Boundaries are game changers in relationships – whether personal or professional because the perception that you have on the situation may not be the way the other intended. Personally this subject for me is touchy because I’ve had to deal with crossed boundaries a few too many times than I care to admit within the last 2 years BUT at the end of the day, it’s what I can live with and deal with that matters.
What is a boundary? A boundary can be defined as a line that marks the limit of an area; a defining line. For me that didn’t clearly explain it so I went “old school” and found it best described from Merriam Webster dictionary. So, again, what is a boundary? A boundary is the unofficial rules about what should not be done; limits that define acceptable behavior.
Why are boundaries necessary? To establish the fine lines of the relationship and what one can expect from one another. This is why the contract is a necessary element of a professional relationship. It should clearly define what you do, for who, how often and for how much. If excess to the contract is needed, then “XYZ” occurs.
The old saying of
“Business is Business and
Personal is Personal”
is a great example of boundaries!
Crossing of those lines can be the downfall of a friendship and/or business relationship.
You have to set the tone in the beginning so that it’s clear. If you wait until something happens, then make it a change across the board with all. A lack of boundaries invites a lack of respect.
How do you set boundaries? Clearly and in person (face to face via Skype, Hangout or FaceTime) as you want and should have the persons undivided attention. Most times, you can tell if they are receptive by the look on their face. If they look confused as to why the conversation is happening, use that as an opportunity to further explain it.

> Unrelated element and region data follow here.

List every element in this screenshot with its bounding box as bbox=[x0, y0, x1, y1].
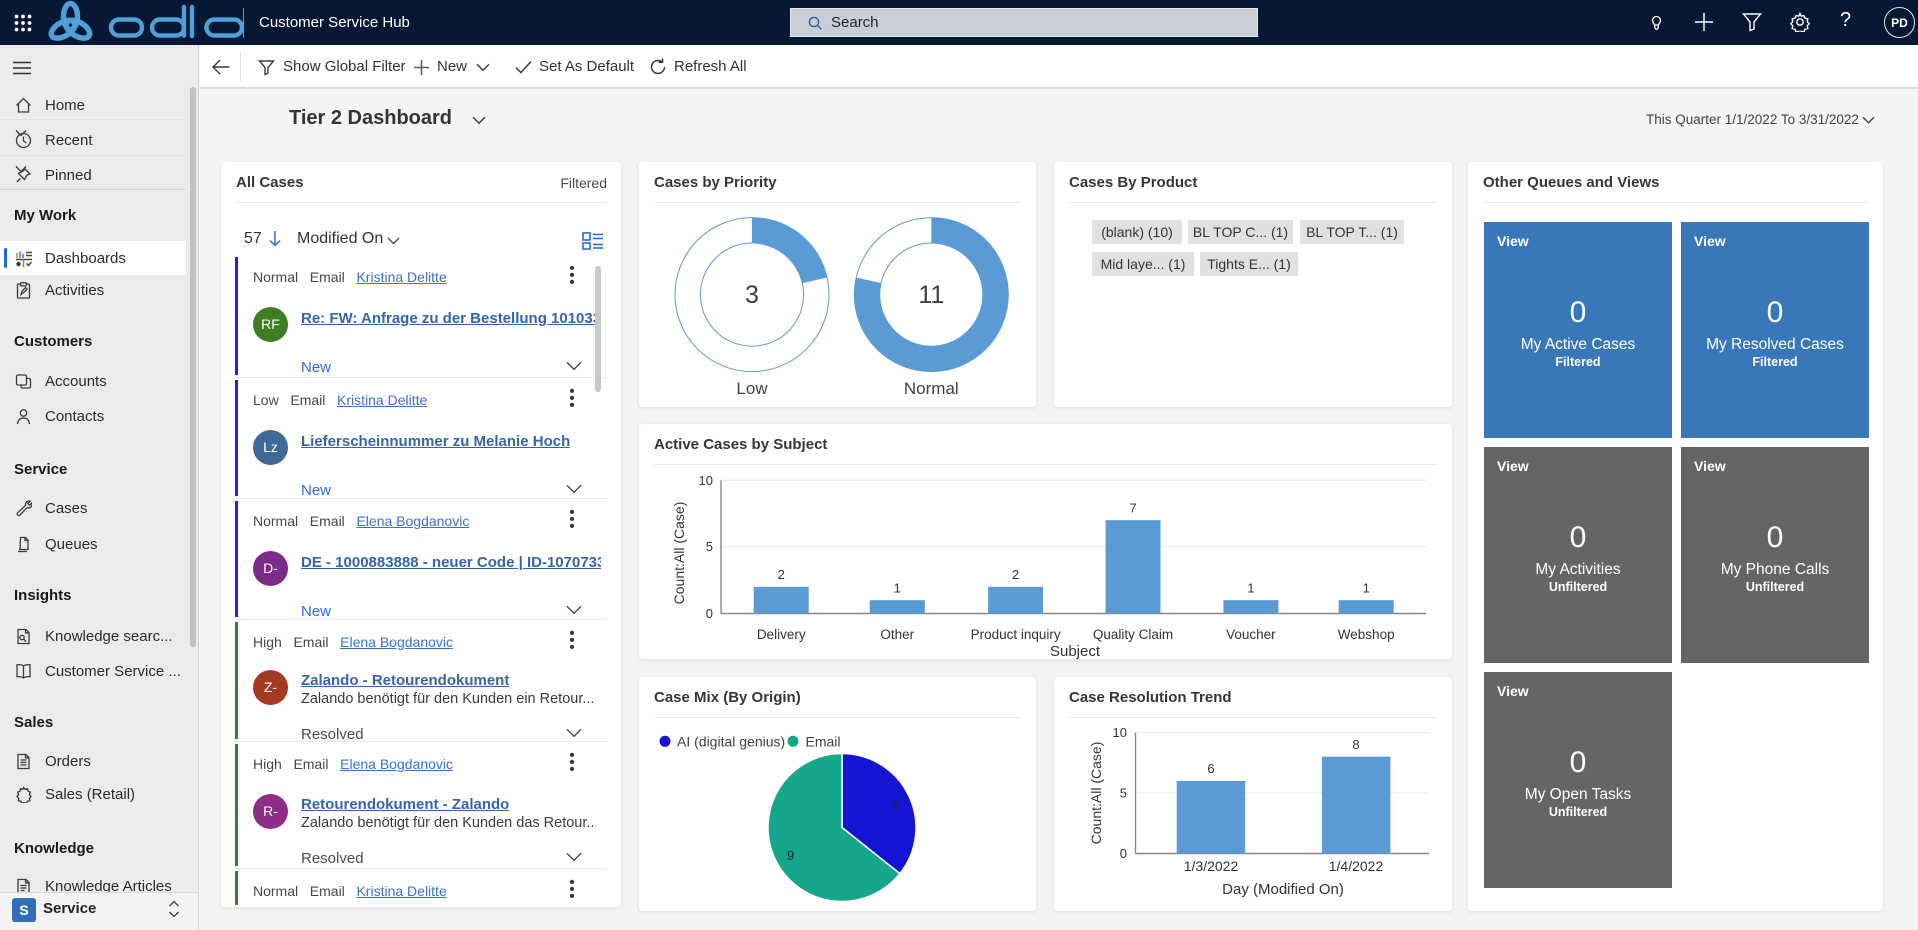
svg-text:Normal: Normal bbox=[904, 379, 959, 398]
svg-text:Voucher: Voucher bbox=[1226, 627, 1276, 642]
svg-text:Email: Email bbox=[806, 734, 841, 750]
svg-text:1/3/2022: 1/3/2022 bbox=[1184, 858, 1239, 874]
svg-text:9: 9 bbox=[787, 848, 794, 863]
svg-text:8: 8 bbox=[1352, 737, 1359, 752]
svg-text:6: 6 bbox=[1207, 761, 1214, 776]
svg-text:Product inquiry: Product inquiry bbox=[971, 627, 1061, 642]
svg-text:0: 0 bbox=[706, 606, 713, 621]
svg-text:10: 10 bbox=[699, 473, 713, 488]
svg-text:7: 7 bbox=[1129, 501, 1136, 516]
svg-text:10: 10 bbox=[1113, 725, 1127, 740]
svg-text:AI (digital genius): AI (digital genius) bbox=[677, 734, 785, 750]
svg-text:1: 1 bbox=[1363, 581, 1370, 596]
svg-text:1: 1 bbox=[894, 581, 901, 596]
svg-text:Webshop: Webshop bbox=[1338, 627, 1395, 642]
svg-text:5: 5 bbox=[1120, 786, 1127, 801]
svg-text:Other: Other bbox=[880, 627, 914, 642]
svg-text:2: 2 bbox=[778, 567, 785, 582]
svg-text:5: 5 bbox=[706, 539, 713, 554]
svg-text:3: 3 bbox=[745, 281, 759, 309]
svg-text:Day (Modified On): Day (Modified On) bbox=[1222, 881, 1344, 898]
svg-text:Delivery: Delivery bbox=[757, 627, 806, 642]
svg-text:Quality Claim: Quality Claim bbox=[1093, 627, 1173, 642]
svg-text:1: 1 bbox=[1247, 581, 1254, 596]
svg-text:1/4/2022: 1/4/2022 bbox=[1329, 858, 1384, 874]
svg-text:2: 2 bbox=[1012, 567, 1019, 582]
svg-text:Low: Low bbox=[736, 379, 768, 398]
svg-text:Count:All (Case): Count:All (Case) bbox=[671, 502, 687, 605]
svg-text:5: 5 bbox=[892, 798, 899, 813]
svg-text:Subject: Subject bbox=[1050, 643, 1101, 659]
svg-text:Count:All (Case): Count:All (Case) bbox=[1088, 742, 1104, 845]
svg-text:11: 11 bbox=[918, 281, 944, 309]
svg-text:0: 0 bbox=[1120, 846, 1127, 861]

What to do when boundaries are crossed or in jeopardy of being crossed? Address it at that time with a calm and cool head. State facts and keep emotions in check. At times it may need to be done the next day depending on what lines were crossed, but still try to remain calm.
How do u address them when no said limitations have been discussed in the beginning … especially between friends? Calmly and rationally. State facts and why it seemed to be a crossed line to you. Noone can read your mind, so they don’t know how you feel unless you say something.

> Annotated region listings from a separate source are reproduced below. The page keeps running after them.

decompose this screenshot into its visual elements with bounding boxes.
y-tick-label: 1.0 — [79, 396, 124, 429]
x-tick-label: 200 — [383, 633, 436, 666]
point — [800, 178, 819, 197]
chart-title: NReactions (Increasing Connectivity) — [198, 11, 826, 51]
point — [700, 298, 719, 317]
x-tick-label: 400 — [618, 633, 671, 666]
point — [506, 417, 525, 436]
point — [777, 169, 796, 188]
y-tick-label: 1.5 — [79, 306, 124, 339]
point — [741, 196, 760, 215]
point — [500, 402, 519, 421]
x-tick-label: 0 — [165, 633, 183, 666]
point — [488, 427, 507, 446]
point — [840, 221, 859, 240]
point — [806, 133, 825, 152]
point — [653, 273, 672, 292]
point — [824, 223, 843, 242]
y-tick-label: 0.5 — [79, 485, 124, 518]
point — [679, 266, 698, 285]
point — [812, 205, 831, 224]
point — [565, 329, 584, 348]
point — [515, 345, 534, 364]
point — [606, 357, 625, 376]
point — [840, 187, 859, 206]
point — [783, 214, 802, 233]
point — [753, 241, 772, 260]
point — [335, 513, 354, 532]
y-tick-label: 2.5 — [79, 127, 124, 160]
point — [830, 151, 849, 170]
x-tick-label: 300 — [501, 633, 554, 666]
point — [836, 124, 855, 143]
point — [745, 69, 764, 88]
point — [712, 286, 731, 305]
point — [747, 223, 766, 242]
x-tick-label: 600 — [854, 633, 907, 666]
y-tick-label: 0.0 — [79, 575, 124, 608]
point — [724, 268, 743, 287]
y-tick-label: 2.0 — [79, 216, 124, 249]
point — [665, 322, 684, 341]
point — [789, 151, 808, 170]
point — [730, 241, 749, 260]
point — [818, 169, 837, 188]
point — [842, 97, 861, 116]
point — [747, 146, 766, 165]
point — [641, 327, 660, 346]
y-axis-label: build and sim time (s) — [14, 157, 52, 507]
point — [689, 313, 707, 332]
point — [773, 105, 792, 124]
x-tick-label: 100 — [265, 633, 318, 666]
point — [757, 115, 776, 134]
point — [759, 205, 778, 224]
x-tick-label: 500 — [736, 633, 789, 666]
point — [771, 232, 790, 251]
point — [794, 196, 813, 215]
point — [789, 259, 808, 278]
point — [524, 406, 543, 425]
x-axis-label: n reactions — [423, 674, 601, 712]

A. your client asks you to offer your services/product to one of their friends at a reduced rate
B. your friend constantly asking you to give her a discount
C. your client doesn’t pay on the agreed date but doesn’t want to pay the late fee either.
D. a friend wants you to talk to your client because “you know them better”
Though each scenario and situation is different, tread lightly and state why you are allowing the cross to occur. ALWAYS state if this is a one-time occurrence and make note of it. Never assume anything! Honestly once you allow the lines to be blurred, chances are they will be crossed again at a later date. Allowing it to happen once, opens the door for it to happen again and again.
You need to be aware of the boundaries that are set and if they are different for the different areas of your lives … but PLEASE set them!